In advance of the debate, both sides have accused their opponents of “scare tactics”. The dons wishing to see the accommodation blocks reduced in height throw scorn on the £30m figure that the university repeatedly puts forward as the estimated cost of the work.

It is a figure, they say, to frighten even those who hate the eyesore buildings into accepting that what has been done on the edge of the Port Meadow cannot be undone — at least not without hitting the university very hard in the coffers.

Then there are the claims that the loss of the accommodation would add “considerable pressure” to the crowded rental market — though in all seriousness it is difficult to imagine how the loss of 38 bedrooms would massively impact on the housing market, given that Oxford’s private housing market currently provides for well in excess of 6,000 students.
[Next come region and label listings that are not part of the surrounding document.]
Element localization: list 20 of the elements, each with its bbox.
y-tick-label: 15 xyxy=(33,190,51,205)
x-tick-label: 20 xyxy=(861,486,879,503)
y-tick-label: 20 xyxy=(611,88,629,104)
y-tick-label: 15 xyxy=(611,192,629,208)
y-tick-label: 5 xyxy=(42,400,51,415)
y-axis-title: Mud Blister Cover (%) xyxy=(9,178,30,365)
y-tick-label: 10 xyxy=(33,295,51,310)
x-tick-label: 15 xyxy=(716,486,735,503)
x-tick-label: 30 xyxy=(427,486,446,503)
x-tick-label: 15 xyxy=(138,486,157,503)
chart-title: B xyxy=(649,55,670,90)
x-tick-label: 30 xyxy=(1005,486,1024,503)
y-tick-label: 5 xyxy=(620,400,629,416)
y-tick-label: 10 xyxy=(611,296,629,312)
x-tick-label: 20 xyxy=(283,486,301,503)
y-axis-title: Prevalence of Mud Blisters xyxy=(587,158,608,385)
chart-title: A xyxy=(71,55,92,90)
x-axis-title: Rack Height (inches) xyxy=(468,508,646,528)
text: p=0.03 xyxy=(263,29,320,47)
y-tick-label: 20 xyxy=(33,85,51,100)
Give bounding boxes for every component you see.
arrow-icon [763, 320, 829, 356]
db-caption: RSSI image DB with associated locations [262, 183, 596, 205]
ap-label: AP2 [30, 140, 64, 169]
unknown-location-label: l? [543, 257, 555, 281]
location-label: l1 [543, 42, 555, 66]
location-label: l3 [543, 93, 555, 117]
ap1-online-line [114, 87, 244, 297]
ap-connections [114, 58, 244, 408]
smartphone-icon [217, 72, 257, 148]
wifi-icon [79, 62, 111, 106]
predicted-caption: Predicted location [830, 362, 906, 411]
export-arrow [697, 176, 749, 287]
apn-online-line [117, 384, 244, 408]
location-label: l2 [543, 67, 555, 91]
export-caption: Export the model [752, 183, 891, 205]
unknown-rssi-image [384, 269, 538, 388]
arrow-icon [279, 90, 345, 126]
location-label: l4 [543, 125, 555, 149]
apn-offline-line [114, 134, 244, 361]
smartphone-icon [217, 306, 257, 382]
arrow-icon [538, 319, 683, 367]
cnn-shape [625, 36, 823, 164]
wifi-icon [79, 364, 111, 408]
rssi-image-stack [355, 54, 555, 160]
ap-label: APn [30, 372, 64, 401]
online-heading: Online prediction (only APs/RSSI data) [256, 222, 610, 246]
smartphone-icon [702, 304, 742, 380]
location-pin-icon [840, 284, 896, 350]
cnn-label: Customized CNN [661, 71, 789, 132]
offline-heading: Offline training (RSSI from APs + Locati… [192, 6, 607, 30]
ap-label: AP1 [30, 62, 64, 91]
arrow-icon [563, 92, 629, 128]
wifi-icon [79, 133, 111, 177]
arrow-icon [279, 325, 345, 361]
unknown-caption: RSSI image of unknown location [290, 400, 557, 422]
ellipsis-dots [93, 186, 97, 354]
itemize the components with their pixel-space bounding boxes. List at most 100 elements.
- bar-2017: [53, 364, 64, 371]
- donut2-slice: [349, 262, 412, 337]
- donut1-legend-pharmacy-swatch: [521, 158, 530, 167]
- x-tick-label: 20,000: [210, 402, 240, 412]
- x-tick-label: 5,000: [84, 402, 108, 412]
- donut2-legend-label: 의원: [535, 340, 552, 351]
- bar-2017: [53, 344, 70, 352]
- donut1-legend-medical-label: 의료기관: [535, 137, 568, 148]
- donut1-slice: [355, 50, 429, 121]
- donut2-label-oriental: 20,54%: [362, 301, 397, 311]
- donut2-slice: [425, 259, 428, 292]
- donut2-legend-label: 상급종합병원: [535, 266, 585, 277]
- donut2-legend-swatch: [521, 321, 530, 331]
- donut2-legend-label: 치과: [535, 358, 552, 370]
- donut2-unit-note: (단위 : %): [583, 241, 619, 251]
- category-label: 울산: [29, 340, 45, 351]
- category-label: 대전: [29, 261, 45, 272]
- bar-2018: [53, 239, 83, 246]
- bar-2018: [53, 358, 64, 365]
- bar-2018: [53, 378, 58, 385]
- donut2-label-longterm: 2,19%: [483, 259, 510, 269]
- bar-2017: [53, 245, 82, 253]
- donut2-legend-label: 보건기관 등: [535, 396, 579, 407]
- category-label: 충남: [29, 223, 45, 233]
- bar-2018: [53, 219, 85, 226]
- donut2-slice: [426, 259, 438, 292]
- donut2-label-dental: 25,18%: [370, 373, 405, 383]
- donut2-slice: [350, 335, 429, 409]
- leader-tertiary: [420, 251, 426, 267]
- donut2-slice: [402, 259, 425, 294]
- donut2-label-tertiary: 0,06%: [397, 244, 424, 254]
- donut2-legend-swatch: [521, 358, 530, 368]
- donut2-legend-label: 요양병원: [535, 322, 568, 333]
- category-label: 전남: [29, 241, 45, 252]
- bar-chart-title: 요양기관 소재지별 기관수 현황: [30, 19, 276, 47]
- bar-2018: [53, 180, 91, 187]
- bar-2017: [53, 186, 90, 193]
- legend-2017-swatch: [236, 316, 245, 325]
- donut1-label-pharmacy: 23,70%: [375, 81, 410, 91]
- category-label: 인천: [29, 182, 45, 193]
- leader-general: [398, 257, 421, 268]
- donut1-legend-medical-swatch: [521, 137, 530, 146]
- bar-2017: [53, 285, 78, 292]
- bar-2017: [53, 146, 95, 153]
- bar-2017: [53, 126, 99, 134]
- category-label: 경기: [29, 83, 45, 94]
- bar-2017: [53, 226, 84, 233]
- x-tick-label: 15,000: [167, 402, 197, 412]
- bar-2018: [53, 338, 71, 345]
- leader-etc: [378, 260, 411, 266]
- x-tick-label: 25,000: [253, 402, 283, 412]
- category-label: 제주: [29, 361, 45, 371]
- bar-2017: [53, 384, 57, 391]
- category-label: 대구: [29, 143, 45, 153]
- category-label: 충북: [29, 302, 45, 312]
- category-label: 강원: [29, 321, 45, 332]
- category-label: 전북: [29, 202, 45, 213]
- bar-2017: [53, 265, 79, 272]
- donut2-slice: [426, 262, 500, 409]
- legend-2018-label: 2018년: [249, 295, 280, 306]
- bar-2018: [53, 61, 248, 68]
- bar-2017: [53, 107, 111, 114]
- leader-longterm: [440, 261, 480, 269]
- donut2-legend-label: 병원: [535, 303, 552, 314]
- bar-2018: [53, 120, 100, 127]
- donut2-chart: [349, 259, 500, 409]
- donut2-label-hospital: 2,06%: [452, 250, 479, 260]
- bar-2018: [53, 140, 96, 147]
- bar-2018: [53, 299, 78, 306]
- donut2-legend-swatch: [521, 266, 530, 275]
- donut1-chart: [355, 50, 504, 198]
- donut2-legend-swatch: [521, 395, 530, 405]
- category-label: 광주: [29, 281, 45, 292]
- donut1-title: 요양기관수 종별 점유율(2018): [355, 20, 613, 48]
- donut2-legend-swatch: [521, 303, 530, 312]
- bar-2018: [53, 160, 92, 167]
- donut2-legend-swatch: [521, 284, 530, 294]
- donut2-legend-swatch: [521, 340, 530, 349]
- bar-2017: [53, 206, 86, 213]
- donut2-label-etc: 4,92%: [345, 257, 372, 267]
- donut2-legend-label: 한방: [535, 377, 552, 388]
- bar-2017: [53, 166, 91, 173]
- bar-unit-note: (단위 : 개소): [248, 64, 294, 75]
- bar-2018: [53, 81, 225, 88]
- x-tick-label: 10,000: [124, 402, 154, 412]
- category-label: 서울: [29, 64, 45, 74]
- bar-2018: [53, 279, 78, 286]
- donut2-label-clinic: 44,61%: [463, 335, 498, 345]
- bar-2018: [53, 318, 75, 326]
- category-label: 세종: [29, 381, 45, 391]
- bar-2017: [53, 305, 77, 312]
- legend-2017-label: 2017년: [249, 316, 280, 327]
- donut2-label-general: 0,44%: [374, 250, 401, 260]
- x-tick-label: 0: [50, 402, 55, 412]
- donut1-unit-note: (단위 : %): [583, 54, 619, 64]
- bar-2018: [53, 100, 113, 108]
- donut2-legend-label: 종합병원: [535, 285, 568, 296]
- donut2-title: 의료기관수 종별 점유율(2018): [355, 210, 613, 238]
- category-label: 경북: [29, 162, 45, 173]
On the other side, university estates officers this week are particularly incensed at online claims that the accommodation was built on a site so contaminated that students’ health is being put at risk.
Reducing the height of the buildings would be enormously disruptive for students living there, they say and according the university’s vice-chancellor Andrew Hamilton: “No university, not even one as beautiful as Oxford, should put buildings before its students” — although many in the city would certainly put historic views and grade I listed buildings far ahead of student comforts and university expansion plans.

As to the cost, the vice-chancellor says it amounts to money that could otherwise endow some 25 junior research fellowships or eight professorships in perpetuity.

But both sides will be united on Tuesday on one thing — they will both argue that Oxford University’s reputation would be damaged by the wrong decision.

Oxford University claims millions could be lost, with potential donors turning their back on a university prepared to waste millions on knocking down part of its own accommodation blocks. Prof Diarmaid MacCulloch and his supporters, however, say the environmental damage that the university has inflicted on the city is a cause of lasting shame and putting it right is the only honourable course.

The fact that the issue has gone to the university parliament is very welcome.
But one way or another — financially for Oxford University or environmentally for the city — Castle Mill is going to be a very costly mistake, whichever way dons vote.
The difference is that one cost remains an estimate, the other is all too clear for anyone who ventures on to Port Meadow.